A GEOGRAFIA DA MEMÓRIA

dez 18th, 2009 | Por | Categoria: Memórias        

Nei Duclós

O dia claro de abril, cheio de contrastes de cores, luz e sombra, com vento temperado a velocidade amena, me levam, pela lembrança, rua abaixo até o rio, o pampa, a estrada. As pedras sendo esmagadas pelo tênis, o pé descalço, o sapato velho. A companhia dos camaradas, junto aos quais nada podemos temer, nem os caras da outra zona, nem os cachorros, os loucos, as velhas, os muros. Íamos em direção ao grupo de umbus, árvore de madeira mole e farta sombra, refresco no deserto da fronteira.

Agora, rodeado de montanhas e rente ao mar, revejo a sensação daquela vida que continua lá, gravada para sempre na geografia da memória, arquivo vivo de uma esperança que nos liga em algo maior, porque a paz de espírito é a certeza na vida eterna. Dia bom para passeio, para ler na rede, para sonhar e dizer, como Churchill em plena Segunda Guerra, antes de dormir: ora, danem-se todos. O mundo vai mal? O universo não se importa. O que é uma canelada diante da fornalha das estrelas? Filosofia barata, dirão, mas são esses pensamentos, embalados por leituras melhores do que conseguimos produzir, que fazem nosso dia e nos levam para longe, aqui mesmo, onde escolhemos viver.

DESPEDIDAS – Alguém nos leva até a plataforma. Damos um longo abraço e subimos no ônibus. Da janela, vemos a pessoa acenando enquanto damos ré até a reta que nos leva dali para nunca mais voltar. Lindolf Bell pega a pedra pintada de muitas cores, dá um suspiro e diz: Essa é a pedra Açu-açu, ela vai te acompanhar, vai te dar sorte. Estávamos em Blumenau, onde lançamos (ninguém mais lembra isso oficialmente) o Jornal de Santa Catarina.

Decidi que era um escândalo que um jornal local não fizesse uma ponte com o grande poeta dos versos ditos na praça, na rua e que vivia de sua galeria de arte junto à esposa Elke Hering Bell. Convidei-o para visitar a redação e a escrever para o jornal. Ele ficou entusiasmado, generoso como era. Conseguiu trazer Hair para a conservadoríssima cidade em 1971 e quando todo mundo surgiu nu no palco foi o primeiro a levantar-se e a aplaudir. Lindolf Bell é inventor de uma modernidade que ainda nos faz falta. Nunca mais vi o poeta depois que ele me presenteou com aquela pedra da sorte. Morreu na década seguinte e hoje é lembrado pelos seus conterrâneos com carinho e admiração.
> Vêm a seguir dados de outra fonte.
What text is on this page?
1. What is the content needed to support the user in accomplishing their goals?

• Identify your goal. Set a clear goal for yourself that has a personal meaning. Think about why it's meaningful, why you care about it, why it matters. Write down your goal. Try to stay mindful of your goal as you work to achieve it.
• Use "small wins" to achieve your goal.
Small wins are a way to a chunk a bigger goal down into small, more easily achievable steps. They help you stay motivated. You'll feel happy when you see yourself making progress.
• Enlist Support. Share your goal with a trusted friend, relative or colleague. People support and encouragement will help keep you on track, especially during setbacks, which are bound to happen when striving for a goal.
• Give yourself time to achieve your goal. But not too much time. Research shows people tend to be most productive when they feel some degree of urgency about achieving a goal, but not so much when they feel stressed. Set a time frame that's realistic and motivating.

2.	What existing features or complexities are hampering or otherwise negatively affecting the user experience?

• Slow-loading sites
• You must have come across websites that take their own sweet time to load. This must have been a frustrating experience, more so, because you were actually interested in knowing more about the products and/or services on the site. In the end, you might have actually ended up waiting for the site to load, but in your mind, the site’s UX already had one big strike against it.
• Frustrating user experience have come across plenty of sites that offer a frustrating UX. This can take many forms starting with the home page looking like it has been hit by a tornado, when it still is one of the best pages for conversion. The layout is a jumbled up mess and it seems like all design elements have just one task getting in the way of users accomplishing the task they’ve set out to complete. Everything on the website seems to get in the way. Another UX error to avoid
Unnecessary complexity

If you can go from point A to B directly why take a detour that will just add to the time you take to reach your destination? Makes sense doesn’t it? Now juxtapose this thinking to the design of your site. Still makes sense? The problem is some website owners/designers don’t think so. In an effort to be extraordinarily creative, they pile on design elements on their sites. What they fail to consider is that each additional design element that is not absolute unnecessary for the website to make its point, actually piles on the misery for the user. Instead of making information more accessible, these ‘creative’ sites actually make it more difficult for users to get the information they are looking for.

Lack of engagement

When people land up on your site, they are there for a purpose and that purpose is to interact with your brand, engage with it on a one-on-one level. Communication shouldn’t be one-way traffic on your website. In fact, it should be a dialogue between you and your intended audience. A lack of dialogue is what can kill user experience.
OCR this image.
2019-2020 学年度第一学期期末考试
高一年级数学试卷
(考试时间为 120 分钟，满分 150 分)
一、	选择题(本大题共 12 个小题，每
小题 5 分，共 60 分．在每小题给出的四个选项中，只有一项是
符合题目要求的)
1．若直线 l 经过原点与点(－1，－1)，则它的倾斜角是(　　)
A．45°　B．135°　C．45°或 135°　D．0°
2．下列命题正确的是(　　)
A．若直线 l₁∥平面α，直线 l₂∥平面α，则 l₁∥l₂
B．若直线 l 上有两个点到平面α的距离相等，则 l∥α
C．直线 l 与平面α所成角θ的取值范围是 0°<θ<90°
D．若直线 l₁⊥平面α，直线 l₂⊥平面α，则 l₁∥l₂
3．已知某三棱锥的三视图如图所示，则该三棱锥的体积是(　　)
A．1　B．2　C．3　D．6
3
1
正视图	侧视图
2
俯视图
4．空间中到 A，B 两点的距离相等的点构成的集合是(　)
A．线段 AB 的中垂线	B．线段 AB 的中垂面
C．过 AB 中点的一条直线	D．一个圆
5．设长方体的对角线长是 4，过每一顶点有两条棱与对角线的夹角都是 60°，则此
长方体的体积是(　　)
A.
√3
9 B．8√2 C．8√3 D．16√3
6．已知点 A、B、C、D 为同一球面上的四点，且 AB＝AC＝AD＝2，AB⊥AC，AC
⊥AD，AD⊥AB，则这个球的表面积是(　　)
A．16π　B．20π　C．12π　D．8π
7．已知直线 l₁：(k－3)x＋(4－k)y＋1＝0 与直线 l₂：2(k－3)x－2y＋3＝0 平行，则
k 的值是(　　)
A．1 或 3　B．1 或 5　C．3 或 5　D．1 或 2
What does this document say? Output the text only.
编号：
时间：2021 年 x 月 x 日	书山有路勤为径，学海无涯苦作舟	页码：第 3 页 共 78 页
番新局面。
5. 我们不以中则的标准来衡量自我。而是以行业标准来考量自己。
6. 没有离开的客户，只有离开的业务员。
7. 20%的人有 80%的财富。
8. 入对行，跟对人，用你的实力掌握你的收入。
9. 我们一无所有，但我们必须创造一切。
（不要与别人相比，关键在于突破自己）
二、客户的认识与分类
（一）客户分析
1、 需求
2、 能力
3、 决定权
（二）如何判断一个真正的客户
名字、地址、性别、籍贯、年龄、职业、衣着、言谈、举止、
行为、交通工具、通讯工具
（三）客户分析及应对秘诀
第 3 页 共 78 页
Convivi com as melhores cabeças, porque tive sorte nesta minha passagem pela terra. Tarso de Castro me encontra na rua e eu abraço seu corpo muito magro. Senti seus ossos quando apertei-o, ele outrora tão influente e temido e agora ali, exangue, sofrendo longo martírio de saúde. Vi seu rosto encolhido depois, no velório, antes de partir para ser enterrado em Passo Fundo. Quando vivemos um dia claro de outono, devemos lembrar o que nos brindaram com sua presença e nos fizeram melhores do que somos. As pedras do rio ringem quando colocamos nela nossos sapatos de jornada. É dia de pescar.

SONO – Nem sempre temos sorte. Voltamos de mãos abanando, com a cesta vazia, os anzóis limpos, nenhum cheiro de peixe. Rodeados pelo que há de pior na humanidade, somos pescadores focados na nossa infinita solidão. Por isso gostamos de ficar na beira do rio, sem que ninguém nos atrapalhe. Ficamos imaginando o futuro, sem saber que esse momento, o da pescaria, será nossa memória eterna. Onde estivermos, no meio do mais frenético mundo, lá estará nosso coração diante de um peixe que não morde a isca, de uma companhia que não chega, de alguém que passa ao longe.

Chegamos em casa exaustos e despencamos na cama embaixo da janela que dá para a rua. Já é tarde. Passa uma turma e ouço minha própria voz dando as cartas. Sou o que imagino, perdido na última rua de asfalto, enquanto no quarto ao lado meus pais dormem o sono da eternidade.